Hier und an einigen anderen Stellen des Buches könnte der Eindruck entstehen, dass Birgit Sack sich das Verdikt nach der deutschen Vereinigung zu eigen macht, wonach auch die Minderheitenpolitik in der DDR auf »Unterordnung sorbischer Belange im Zuge der kommunistischen Diktaturdurchsetzung« ausgerichtet war. Solche Aussagen passen so gar nicht zur methodischen Stringenz und Gründlichkeit der Verarbeitung des empirischen Materials.

Interessant ist, dass Grollmuß nie als »unbeugsame Kommunistin« etikettiert wurde, auch nicht in der DDR. Aber es wurde auch nicht mit den sonst in der kommunistischen Bewegung leider durchaus üblichen Begriffen wie »Verrat«, »Mangel an Einsicht und Disziplin«, »Festhalten an bürgerlicher Lebenseinstellung« oder »Befangenheit im Religiösen« gearbeitet. Grollmuß war nacheinander Mitglied in fünf verschiedenen Parteien: Zentrumspartei, SPD, KPD, KPD-Opposition, SAPD und dann wieder SPD.

Vom christlichen Glauben konnte und wollte sie sich nicht lösen, obwohl sie wusste, dass revolutionärer Kommunismus und Katholizismus als »zwei verschiedene und einander ausschließende Manifestationen« erscheinen, aber doch »gleiche Ideen« sind. Sie träumte davon, die katholische Linke mit der sozialistischen Linken zu vereinigen. Das wirklich Geistige aus unterschiedlichen Lagern sollte doch zusammengehen können. Und: Der Marxismus sei nicht als bürgerliche Wissenschaft zu betreiben, war sie überzeugt.

Maria Grollmuß sympathisierte mit dem Proletariat und wollte in ihm das revolutionäre Subjekt entdecken. Aber sie zweifelt immer wieder, wenn es dann doch zu schlicht zuging, »zu viel gesoffen wurde«. Sie übte sich in Parteidisziplin und stand fest zu Ernst Thälmann, der die Ausrichtung der Partei nach stalinistischem Muster vorantrieb, obwohl sie doch eigentlich »zur anderen Fraktion« gehörte. Die Abschnitte über ihre KPD-Zeit dürften zu den interessantesten des Buches gehören. Grollmuß wollte ganz »der Sache« dienen, verteidigte die Russische Revolution, schwärmte von Rosa Luxemburg und stand 1928 im sogenannten Wittorf-Skandal der KPD treu zu Thälmann, als dieser erst abgesetzt und dann auf Geheiß Stalins wieder eingesetzt wurde. Sie verinnerlichte eine Haltung, die von ihr verlangte, zuerst kommunistische Parteipolitikerin zu sein.

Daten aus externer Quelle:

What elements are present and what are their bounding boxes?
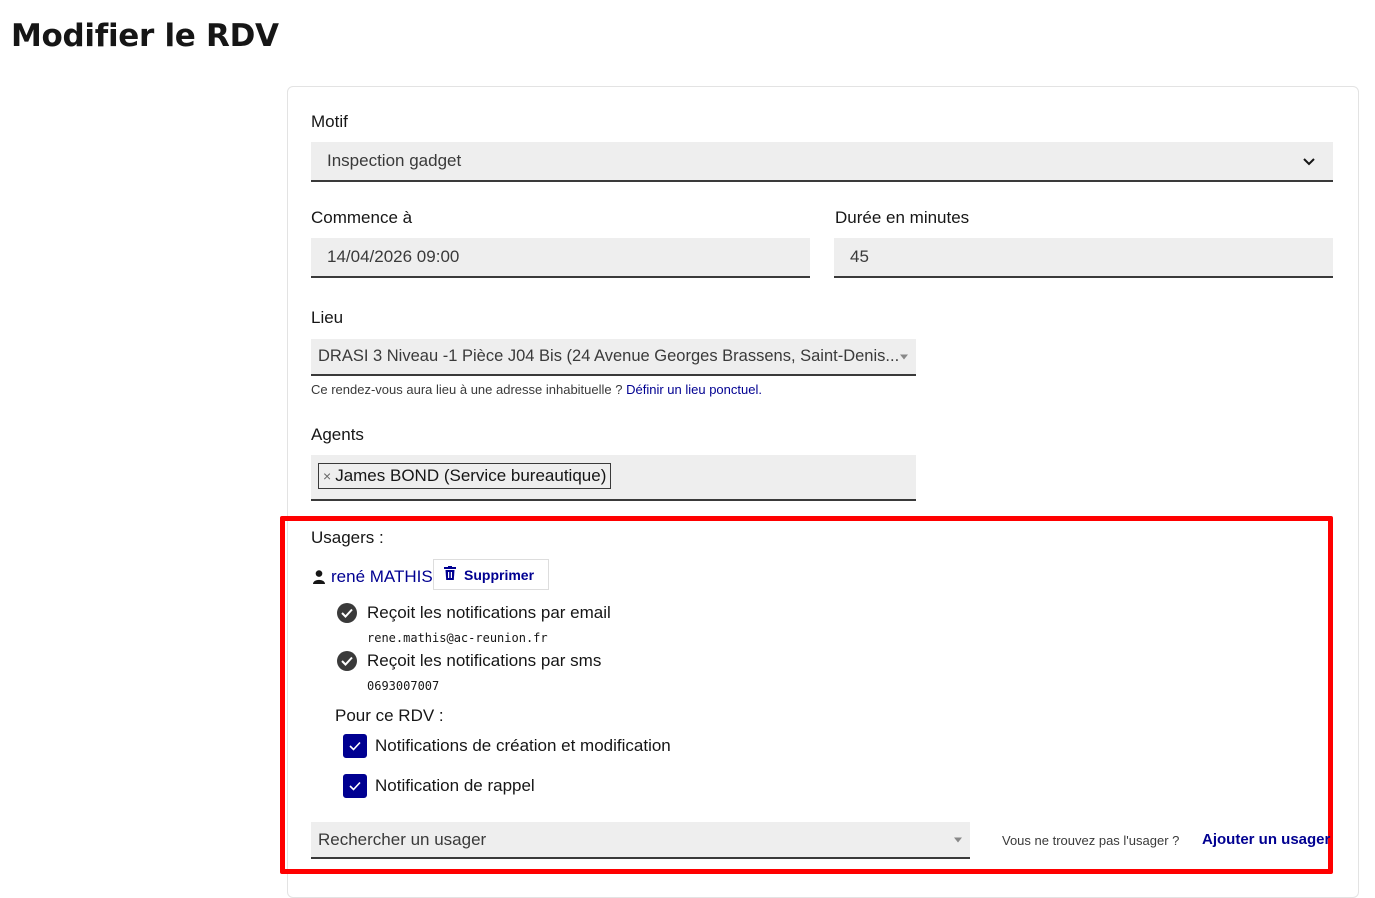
start-datetime-input[interactable]: 14/04/2026 09:00: [311, 238, 810, 278]
add-user-link[interactable]: Ajouter un usager: [1202, 831, 1330, 848]
email-notif-text: Reçoit les notifications par email: [367, 603, 611, 622]
agents-label: Agents: [311, 425, 364, 444]
reminder-label: Notification de rappel: [375, 776, 535, 795]
creation-modification-checkbox[interactable]: [343, 734, 367, 758]
duration-label: Durée en minutes: [835, 208, 970, 227]
lieu-value: DRASI 3 Niveau -1 Pièce J04 Bis (24 Aven…: [318, 347, 900, 365]
motif-value: Inspection gadget: [327, 151, 462, 170]
not-found-text: Vous ne trouvez pas l'usager ?: [1002, 833, 1180, 848]
caret-down-icon: [900, 354, 908, 359]
check-circle-icon: [337, 603, 357, 623]
lieu-select[interactable]: DRASI 3 Niveau -1 Pièce J04 Bis (24 Aven…: [311, 339, 916, 376]
delete-user-label: Supprimer: [464, 566, 535, 583]
motif-select[interactable]: Inspection gadget: [311, 142, 1333, 182]
for-rdv-label: Pour ce RDV :: [335, 706, 444, 725]
start-label: Commence à: [311, 208, 413, 227]
duration-input[interactable]: 45: [834, 238, 1333, 278]
user-search-select[interactable]: Rechercher un usager: [311, 822, 970, 859]
caret-down-icon: [954, 837, 962, 842]
lieu-help-text: Ce rendez-vous aura lieu à une adresse i…: [311, 382, 623, 397]
sms-notif-text: Reçoit les notifications par sms: [367, 651, 602, 670]
trash-icon: [444, 566, 456, 583]
define-lieu-link[interactable]: Définir un lieu ponctuel.: [626, 382, 762, 397]
reminder-checkbox[interactable]: [343, 774, 367, 798]
lieu-label: Lieu: [311, 308, 344, 327]
motif-label: Motif: [311, 112, 348, 131]
remove-agent-icon[interactable]: ×: [323, 468, 331, 484]
user-icon: [313, 570, 325, 589]
agent-tag[interactable]: × James BOND (Service bureautique): [318, 463, 612, 489]
usagers-label: Usagers :: [311, 528, 384, 547]
check-circle-icon: [337, 651, 357, 671]
agent-tag-label: James BOND (Service bureautique): [335, 466, 607, 485]
user-email: rene.mathis@ac-reunion.fr: [367, 631, 548, 645]
user-search-placeholder: Rechercher un usager: [318, 829, 487, 849]
user-phone: 0693007007: [367, 679, 440, 693]
user-name-link[interactable]: rené MATHIS: [331, 567, 433, 587]
chevron-down-icon: [1303, 153, 1315, 169]
start-value: 14/04/2026 09:00: [327, 247, 460, 266]
page-title: Modifier le RDV: [11, 18, 279, 54]
lieu-help: Ce rendez-vous aura lieu à une adresse i…: [311, 382, 762, 397]
creation-modification-label: Notifications de création et modificatio…: [375, 736, 671, 755]
delete-user-button[interactable]: Supprimer: [433, 559, 549, 590]
duration-value: 45: [850, 247, 869, 266]
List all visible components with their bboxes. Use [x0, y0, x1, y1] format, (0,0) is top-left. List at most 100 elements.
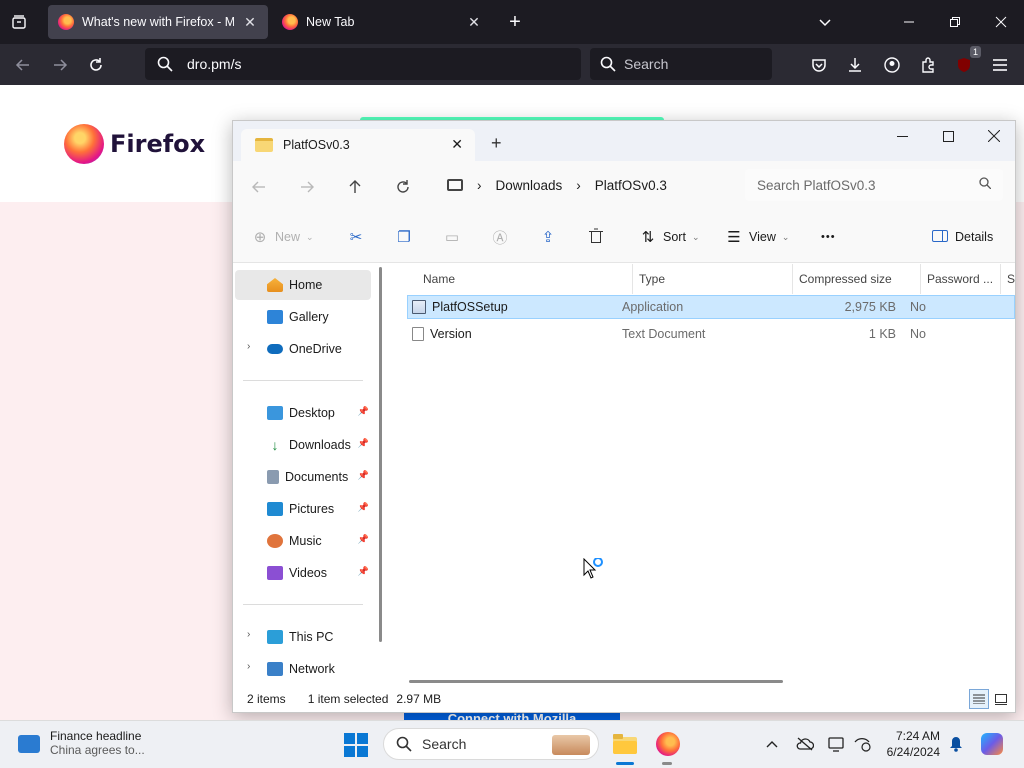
close-window-icon[interactable] — [978, 0, 1024, 44]
downloads-icon[interactable] — [840, 50, 870, 80]
pocket-icon[interactable] — [804, 50, 834, 80]
show-hidden-icons-chevron-icon[interactable] — [762, 728, 782, 760]
forward-arrow-icon[interactable] — [45, 50, 75, 80]
up-arrow-icon[interactable] — [341, 173, 369, 201]
running-app-indicator — [662, 762, 672, 765]
details-pane-button[interactable]: Details — [931, 225, 993, 249]
extensions-puzzle-icon[interactable] — [913, 50, 943, 80]
rename-button[interactable]: Ⓐ — [491, 225, 509, 249]
new-tab-button[interactable]: + — [492, 0, 538, 44]
explorer-tab[interactable]: PlatfOSv0.3 ✕ — [241, 129, 475, 161]
minimize-icon[interactable] — [879, 121, 925, 151]
breadcrumb[interactable]: › Downloads › PlatfOSv0.3 — [447, 169, 667, 201]
tab-list-icon[interactable] — [4, 7, 34, 37]
nav-item-home[interactable]: Home — [235, 270, 371, 300]
new-button[interactable]: ⊕ New ⌄ — [251, 225, 314, 249]
view-button[interactable]: ☰ View ⌄ — [725, 225, 789, 249]
back-arrow-icon[interactable] — [245, 173, 273, 201]
nav-item-desktop[interactable]: Desktop 📌 — [235, 398, 371, 428]
minimize-window-icon[interactable] — [886, 0, 932, 44]
pin-icon: 📌 — [357, 566, 369, 576]
nav-item-documents[interactable]: Documents 📌 — [235, 462, 371, 492]
column-header-size[interactable]: Si — [1001, 264, 1015, 294]
taskbar-search-box[interactable]: Search — [383, 728, 599, 760]
display-icon[interactable] — [826, 728, 848, 760]
large-icons-view-toggle-icon[interactable] — [991, 689, 1011, 709]
nav-item-videos[interactable]: Videos 📌 — [235, 558, 371, 588]
file-row-platfossetup[interactable]: PlatfOSSetup Application 2,975 KB No — [407, 295, 1015, 319]
firefox-logo[interactable]: Firefox — [64, 124, 205, 164]
nav-item-onedrive[interactable]: › OneDrive — [235, 334, 371, 364]
sort-arrows-icon: ⇅ — [641, 229, 655, 246]
cut-button[interactable]: ✂ — [347, 225, 365, 249]
item-count: 2 items — [247, 692, 286, 706]
reload-icon[interactable] — [81, 50, 111, 80]
ublock-extension-icon[interactable]: 1 — [949, 46, 981, 80]
list-all-tabs-chevron-icon[interactable] — [802, 0, 848, 44]
hamburger-menu-icon[interactable] — [985, 50, 1015, 80]
chevron-right-icon[interactable]: › — [247, 629, 250, 640]
nav-item-downloads[interactable]: ↓ Downloads 📌 — [235, 430, 371, 460]
system-clock[interactable]: 7:24 AM 6/24/2024 — [880, 728, 940, 760]
maximize-icon[interactable] — [925, 121, 971, 151]
firefox-taskbar-icon[interactable] — [652, 728, 684, 760]
explorer-search-placeholder: Search PlatfOSv0.3 — [757, 177, 876, 193]
nav-separator — [243, 380, 363, 381]
nav-item-gallery[interactable]: Gallery — [235, 302, 371, 332]
close-tab-icon[interactable]: ✕ — [242, 14, 258, 31]
nav-item-network[interactable]: › Network — [235, 654, 371, 684]
address-bar[interactable]: dro.pm/s — [145, 48, 581, 80]
firefox-favicon-icon — [282, 14, 298, 30]
onedrive-offline-icon[interactable] — [794, 728, 816, 760]
copilot-icon[interactable] — [978, 728, 1006, 760]
forward-arrow-icon[interactable] — [293, 173, 321, 201]
sort-button[interactable]: ⇅ Sort ⌄ — [639, 225, 700, 249]
more-options-button[interactable]: ••• — [821, 225, 836, 249]
new-label: New — [275, 230, 301, 244]
share-button[interactable]: ⇪ — [539, 225, 557, 249]
close-tab-icon[interactable]: ✕ — [451, 136, 463, 153]
refresh-icon[interactable] — [389, 173, 417, 201]
nav-item-music[interactable]: Music 📌 — [235, 526, 371, 556]
file-row-version[interactable]: Version Text Document 1 KB No — [407, 323, 1015, 347]
breadcrumb-separator-icon[interactable]: › — [576, 178, 581, 193]
browser-tab-new-tab[interactable]: New Tab ✕ — [272, 5, 492, 39]
network-status-icon[interactable] — [852, 728, 872, 760]
column-header-compressed-size[interactable]: Compressed size — [793, 264, 921, 294]
breadcrumb-current-folder[interactable]: PlatfOSv0.3 — [595, 178, 667, 193]
navigation-pane: Home Gallery › OneDrive Desktop 📌 ↓ Down… — [233, 264, 383, 684]
file-list-horizontal-scrollbar[interactable] — [409, 680, 783, 683]
new-tab-plus-icon[interactable]: + — [491, 133, 502, 154]
account-icon[interactable] — [877, 50, 907, 80]
breadcrumb-downloads[interactable]: Downloads — [496, 178, 563, 193]
nav-item-this-pc[interactable]: › This PC — [235, 622, 371, 652]
restore-window-icon[interactable] — [932, 0, 978, 44]
file-explorer-taskbar-icon[interactable] — [609, 728, 641, 760]
close-tab-icon[interactable]: ✕ — [466, 14, 482, 31]
search-highlight-icon — [552, 735, 590, 755]
windows-start-icon[interactable] — [344, 733, 368, 757]
paste-button[interactable]: ▭ — [443, 225, 461, 249]
delete-button[interactable] — [587, 225, 605, 249]
chevron-right-icon[interactable]: › — [247, 341, 250, 352]
nav-item-pictures[interactable]: Pictures 📌 — [235, 494, 371, 524]
browser-search-box[interactable]: Search — [590, 48, 772, 80]
copy-button[interactable]: ❐ — [395, 225, 413, 249]
news-widget[interactable]: Finance headline China agrees to... — [18, 729, 145, 757]
explorer-search-input[interactable]: Search PlatfOSv0.3 — [745, 169, 1003, 201]
breadcrumb-separator-icon[interactable]: › — [477, 178, 482, 193]
browser-tab-whats-new[interactable]: What's new with Firefox - More ✕ — [48, 5, 268, 39]
nav-pane-scrollbar[interactable] — [379, 267, 382, 642]
close-icon[interactable] — [971, 121, 1017, 151]
back-arrow-icon[interactable] — [8, 50, 38, 80]
file-list: Name ^ Type Compressed size Password ...… — [389, 264, 1015, 684]
this-pc-icon[interactable] — [447, 179, 463, 191]
notification-bell-icon[interactable] — [946, 728, 966, 760]
column-header-type[interactable]: Type — [633, 264, 793, 294]
column-header-password[interactable]: Password ... — [921, 264, 1001, 294]
nav-item-label: Pictures — [289, 502, 335, 516]
column-header-name[interactable]: Name ^ — [417, 264, 633, 294]
firefox-logo-text: Firefox — [110, 130, 206, 158]
chevron-right-icon[interactable]: › — [247, 661, 250, 672]
details-view-toggle-icon[interactable] — [969, 689, 989, 709]
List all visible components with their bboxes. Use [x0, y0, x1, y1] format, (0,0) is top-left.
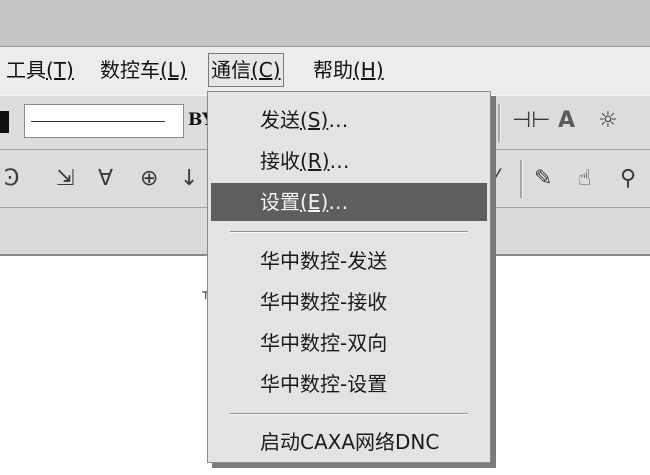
menu-item-huazhong-receive[interactable]: 华中数控-接收 [208, 283, 490, 321]
text-a-icon[interactable]: A [558, 108, 575, 134]
menu-communication[interactable]: 通信(C) [208, 53, 284, 87]
color-swatch[interactable] [0, 111, 9, 133]
window-top-strip [0, 0, 650, 46]
menu-item-launch-caxa-dnc[interactable]: 启动CAXA网络DNC [208, 423, 490, 461]
menu-communication-label: 通信 [211, 58, 251, 82]
menu-separator [230, 231, 468, 233]
menu-item-receive[interactable]: 接收(R)… [208, 142, 490, 180]
curve-tool-icon[interactable]: Ͽ [4, 166, 19, 192]
menu-bar: 工具(T) 数控车(L) 通信(C) 帮助(H) [0, 46, 650, 95]
toolbar-separator [498, 104, 501, 142]
menu-item-settings-ellipsis: … [328, 190, 349, 214]
globe-icon[interactable]: ⊕ [140, 166, 158, 192]
menu-item-settings-mnemonic: (E) [300, 190, 329, 214]
menu-item-receive-mnemonic: (R) [300, 149, 330, 173]
menu-cnc-lathe-mnemonic: (L) [160, 58, 187, 82]
menu-separator [230, 413, 468, 415]
menu-help-mnemonic: (H) [353, 58, 384, 82]
text-style-icon[interactable]: ☼ [598, 108, 618, 134]
toolbar-separator [520, 160, 523, 198]
slash-icon[interactable]: ⁄ [494, 166, 498, 192]
pen-icon[interactable]: ✎ [534, 166, 552, 192]
menu-item-receive-ellipsis: … [329, 149, 350, 173]
menu-communication-mnemonic: (C) [251, 58, 281, 82]
menu-item-huazhong-send[interactable]: 华中数控-发送 [208, 242, 490, 280]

Und doch wurde Grollmuß aus der KPD und später auch aus der KPD-Opposition ausgeschlossen. Sack zeigt den historischen Kontext auf, hat eine Erklärung hierfür. Grollmuß hielt an sozialdemokratischen Traditionen fest, die ihrer Meinung nach in der kommunistischen Bewegung bewahrt werden müssten. Insofern wurde sie in Ravensbrück von ihren Mithäftlingen respektiert, konnte ihnen, egal welcher Konfession oder Parteizugehörigkeit, Kraft und Hoffnung vermitteln. Das Buch von Birgit Sack in jede öffentliche Bibliothek, vor allem in jede Schulbibliothek der Lausitz.

Birgit Sack: Maria Grollmuß 1896–1944. Biografische Annäherung und Erinnerungsnarrative. Wallstein, 644 S., geb., 48 €.